Hacker News new | ask | show | jobs
by bndr 118 days ago
I run a small startup called SEOJuice, where I need to crawl a lot of pages all the time, and I can say that the biggest issue with crawling is the blocking part and how much you need to invest to circumvent Cloudflare and similar, just to get access to any website. The bandwith and storage are the smallest cost factor.

Even though, in my case, users add their own domains, it's still took me quite a bit of time to reach 99% chance to crawl a website — with a mix of residential proxies, captcha solvers, rotating user-agents, stealth chrome binaries, otherwise I would get 403 immediately with no HTML being served.

5 comments

Very interesting!

Yes, in this day and age, I could definitely see web pages being harder to crawl by search engines (and SEO companies and other users of automated web crawling technologies (AI agents?)) than they were in the early days of the Internet due to many possible causes -- many of which you've excellently described!
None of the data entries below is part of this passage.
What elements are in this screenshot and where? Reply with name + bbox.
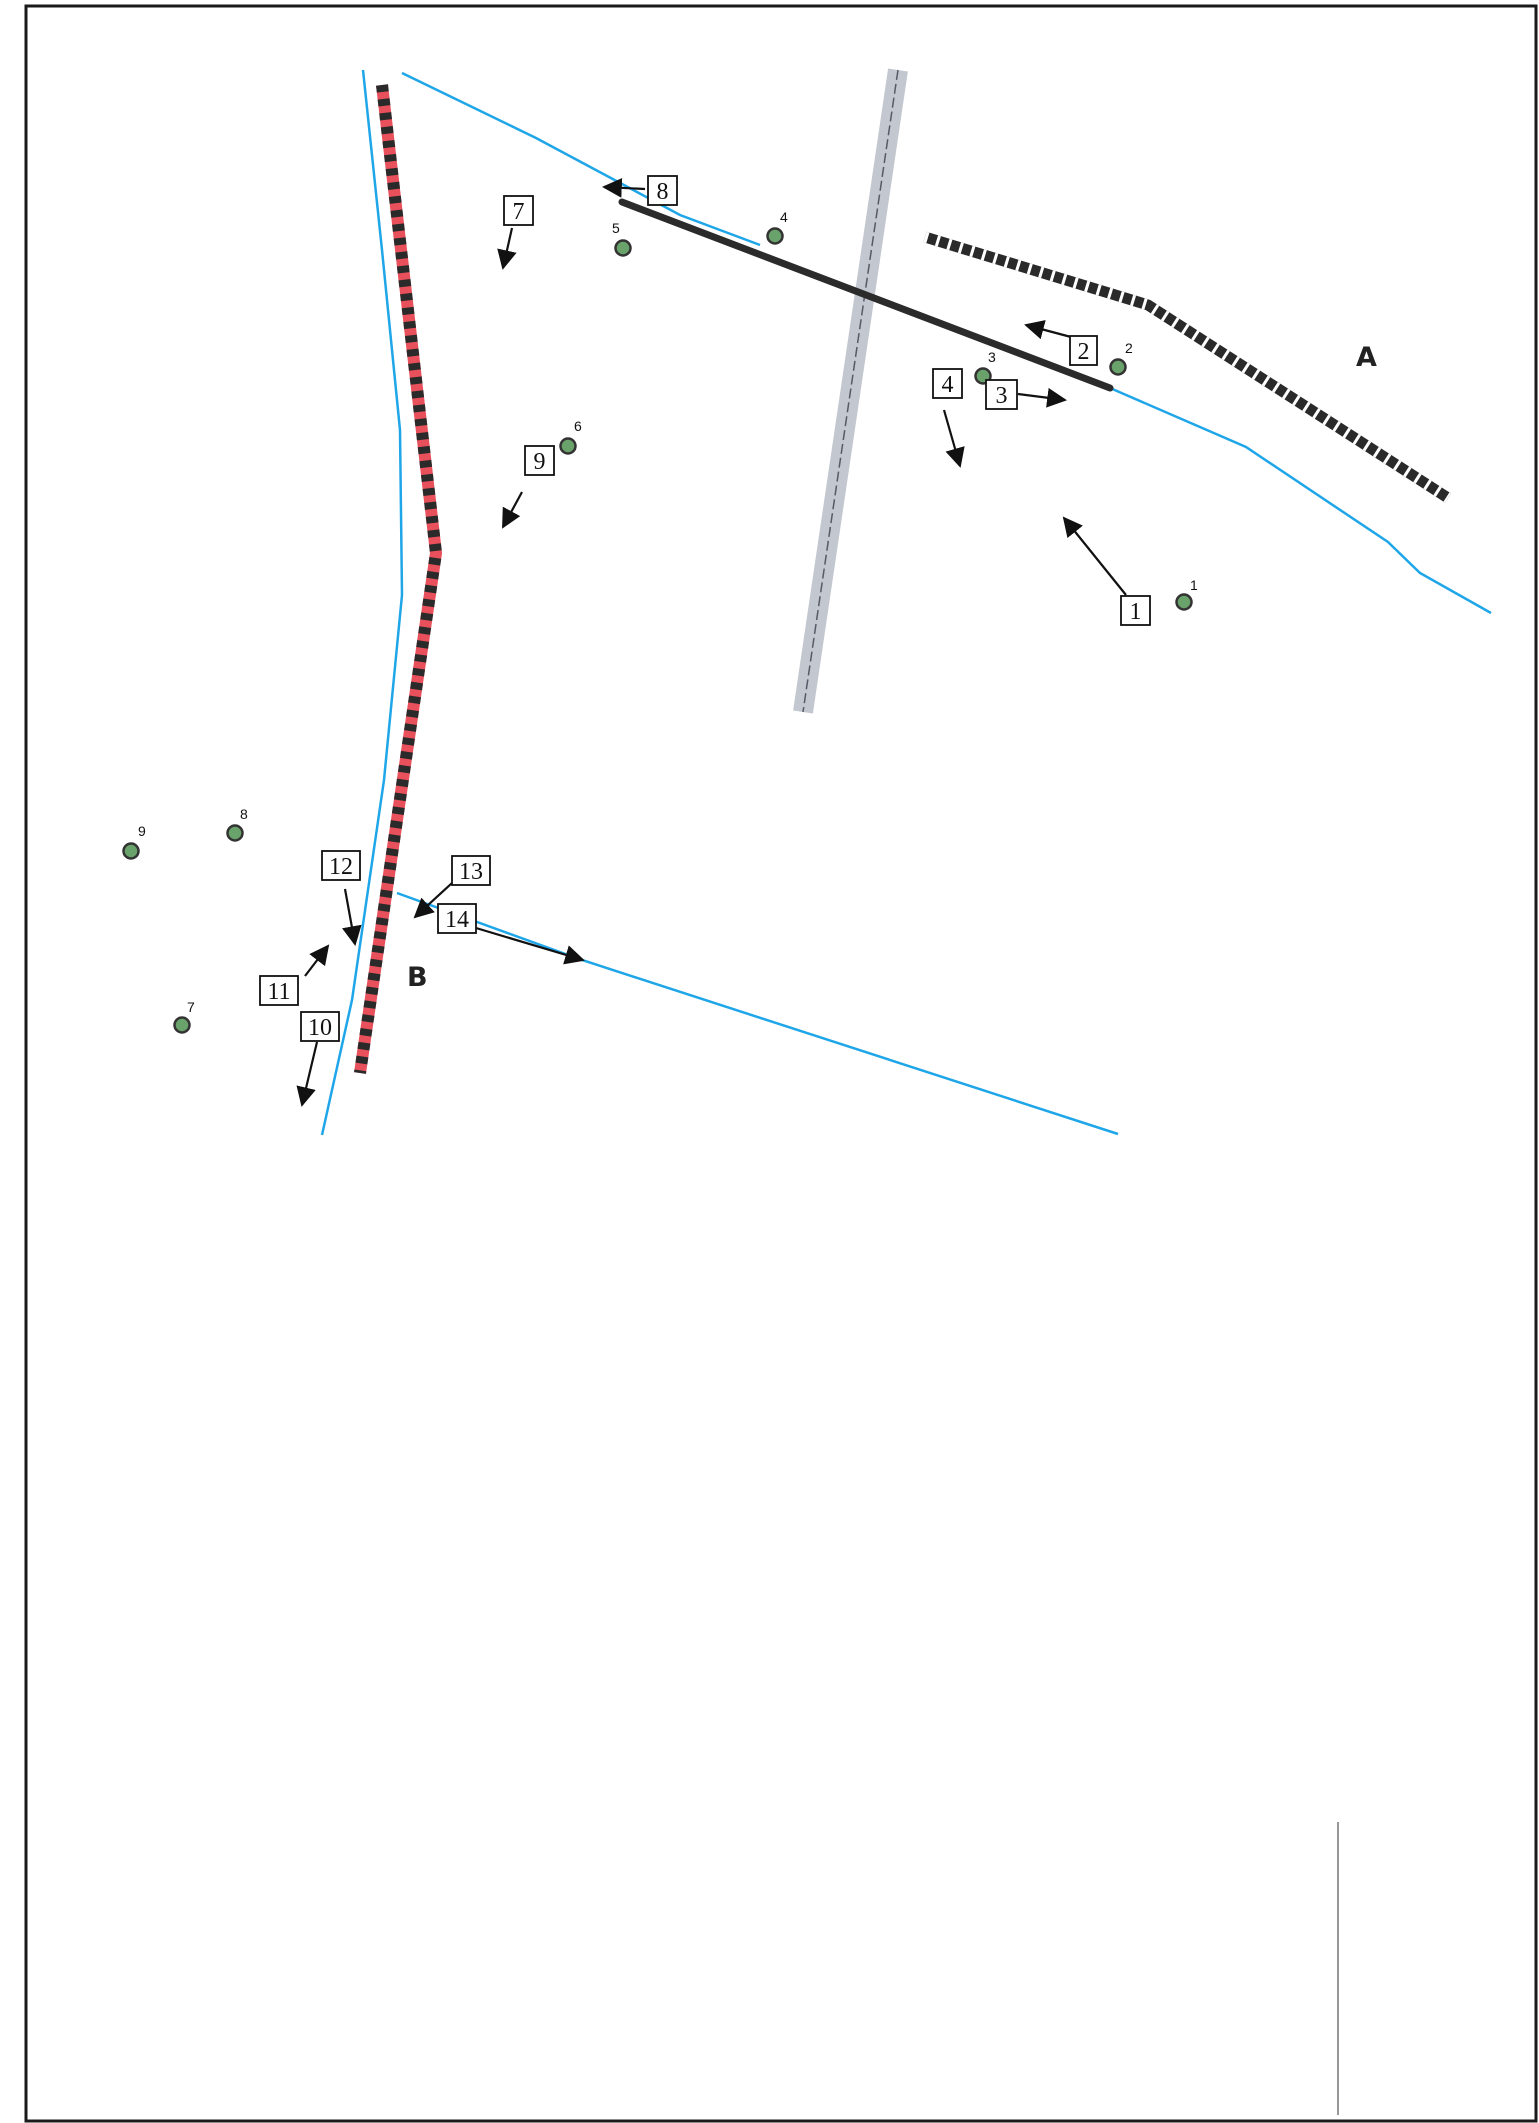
callout-label: 2 xyxy=(1078,339,1090,365)
callout-label: 7 xyxy=(513,199,525,225)
road xyxy=(793,68,908,714)
zone-label-b: B xyxy=(407,962,428,993)
callout-label: 1 xyxy=(1130,599,1142,625)
wells: 1 2 3 4 5 6 7 8 xyxy=(122,209,1198,1034)
well-5: 5 xyxy=(612,220,632,257)
well-label: 3 xyxy=(988,349,996,365)
well-label: 9 xyxy=(138,823,146,839)
fence-line-b xyxy=(354,84,443,1074)
well-label: 6 xyxy=(574,418,582,434)
rail-line xyxy=(618,198,1114,392)
zone-label-a: A xyxy=(1356,342,1377,373)
streams xyxy=(320,69,1492,1136)
arrow-12 xyxy=(342,888,362,946)
page-frame xyxy=(24,4,1538,2123)
callout-8: 8 xyxy=(647,175,678,206)
well-label: 5 xyxy=(612,220,620,236)
callout-3: 3 xyxy=(985,379,1018,410)
well-label: 7 xyxy=(187,999,195,1015)
callout-13: 13 xyxy=(451,855,491,886)
callout-label: 4 xyxy=(942,372,954,398)
stream-north xyxy=(401,71,761,247)
stream-east xyxy=(1109,386,1492,615)
callout-10: 10 xyxy=(300,1011,340,1042)
callout-1: 1 xyxy=(1120,595,1151,626)
callout-7: 7 xyxy=(503,195,534,226)
callout-label: 12 xyxy=(329,854,353,880)
arrow-7 xyxy=(497,227,517,270)
well-8: 8 xyxy=(226,806,248,842)
arrow-14 xyxy=(475,926,585,965)
well-label: 8 xyxy=(240,806,248,822)
boundary-line-a xyxy=(923,231,1451,503)
arrow-4 xyxy=(942,409,965,468)
well-2: 2 xyxy=(1109,340,1133,376)
well-3: 3 xyxy=(974,349,996,385)
callout-label: 3 xyxy=(996,383,1008,409)
callout-label: 13 xyxy=(459,859,483,885)
direction-arrows xyxy=(296,177,1127,1107)
callout-label: 10 xyxy=(308,1015,332,1041)
well-9: 9 xyxy=(122,823,146,860)
well-6: 6 xyxy=(559,418,582,455)
arrow-11 xyxy=(304,944,330,977)
road-centerline xyxy=(802,69,899,713)
arrow-9 xyxy=(502,491,523,529)
arrow-2 xyxy=(1024,320,1072,340)
callout-label: 11 xyxy=(267,979,290,1005)
callout-12: 12 xyxy=(321,850,361,881)
arrow-3 xyxy=(1017,387,1067,408)
arrow-1 xyxy=(1062,516,1127,596)
stream-west xyxy=(320,69,404,1136)
callout-label: 9 xyxy=(534,449,546,475)
well-1: 1 xyxy=(1175,577,1198,611)
arrow-13 xyxy=(413,882,453,919)
callout-label: 14 xyxy=(445,907,469,933)
well-label: 1 xyxy=(1190,577,1198,593)
callout-11: 11 xyxy=(259,975,299,1006)
callout-2: 2 xyxy=(1069,335,1098,366)
well-4: 4 xyxy=(766,209,788,245)
callout-4: 4 xyxy=(932,368,963,399)
well-label: 4 xyxy=(780,209,788,225)
arrow-8 xyxy=(602,177,646,198)
arrow-10 xyxy=(296,1041,319,1107)
well-label: 2 xyxy=(1125,340,1133,356)
callout-14: 14 xyxy=(437,903,477,934)
callouts: 1 2 3 4 7 8 9 10 xyxy=(259,175,1151,1042)
well-7: 7 xyxy=(173,999,195,1034)
callout-9: 9 xyxy=(524,445,555,476)
stream-south xyxy=(396,891,1119,1136)
callout-label: 8 xyxy=(657,179,669,205)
In other words, there's more to be aware of for anyone writing a search engine (or search-engine-like piece of software -- SEO, AI Agent, etc., etc.) than there was in the early days of the Internet, where everything was straight unencrypted http and most URLs were easily accessible without having to jump through additional hoops...

Which leads me to wonder... on the one hand, a website owner may not want bots and other automated software agents spidering their site (we have ROBOTS.TXT for this), but on the flip side, most business owners DO want publicity and easy accessibility for sales and marketing purposes, thus, they'd never want to issue a 403 (or other error code) for any public-facing product webpage...

Thus there may be a market for testing public facing business/product websites against faulty "I can't give you that web page for whatever reason" error codes from a wide variety of clients, from a wide variety of locations around the world.

That market is related to the market for testing if a website is up and functioning properly (the "uptime market"), again, from a wide variety of locations around the world, using a wide variety of browsers...

So, a very interesting post!

Also (for future historians!) compare all of the restrictive factors which may prevent access to a public-facing web page today Vs. Tim Berners-Lee original vision for the web, which was basically to let scientists (and other academic types!) SHARE their data PUBLICLY with one another!

(Things have changed... a bit! :-) )

Anyway, a very interesting post, and a very interesting article -- for both present and future Search Engine programmers!

I wonder if circumvention is legal. It's so odd. In the US it seems you can just do this whereas if I'd start something like this in the EU, I don't think I could.
In Italy it’s a crime punishable up to 12 years to access any protected computer system without authorization, especially if it causes a DoS to the owner

Consider the case of selfhosting a web service on a low performance server and the abusive crawling goes on loop fetching data (which was happening when I was self hosting gitlab!)

https://www.brocardi.it/codice-penale/libro-secondo/titolo-x...

Can't your users just whitelist your IPs?
I'm in a similar boat and getting customers to whitelist IPs is always a big ask. In the best case they call their "tech guy", in the worst case it's a department far away and it has to go through 3 layers of reviews for someone to adapt some Cloudflare / Akamai rules.

And then you better make sure your IP is stable and a cloud provider isn't changing any IP assignments in the future, where you'll then have to contact all your clients again with that ask.

They're mostly non-technical/marketing people, but yes that would be a solution. I try to solve the issue "behind the scenes" so for them it "just works", but that means building all of these extra measures.
Would it make sense to advertise to the more technical minded a discount if they set up an IP whitelist with a tutorial you could provide ? A discount in exchange for reduced costs to you ?
The right solution is to be registered at Cloudflare, but then getting the customer reach the guy who handles Cloudflare settings (a few clicks) is the hard part.
Blocking seems really popular. I wonder if it coincides with stack overflow closing.
Just stop scraping. I'll do everything to block you.
> in my case, users add their own domains

Seems like they're only scraping websites their clients specifically ask them to

Now you've gamified it :)
It's a pretty easy game to win as the blocker. If you receive too many 404s against pages that don't exist, just ban the IP for a month. Actually got the idea from a hackernews comment too. Also thinking that if you crawl too many pages you should get banned as well.

There's no point in playing tug of war against unethical actors, just ban them and be done with it.

I don't think it's an uncommon opinion to behave this way either, nor are the crawlers users I want to help in any capacity either.

So you're blocking the absolute bottom of the barrel scrapers and feel like you 'won' because you don't even notice any scraper that isn't complete trash.

Then again why block them if they don't cause any issue in the first place? Instead of going ballistic on IPs that you don't vibe with you could also just do proper rate limiting.

If you think the game is played on a single IP address, you are not adept enough to be weighing in on this discussion.
What is the crawler is using a shared IP and you end up blocking legitimate users with the bad actor?
He said "it's pretty easy", probably not realizing there are whole industries on both sides of that cat and mouse game, making it not easy.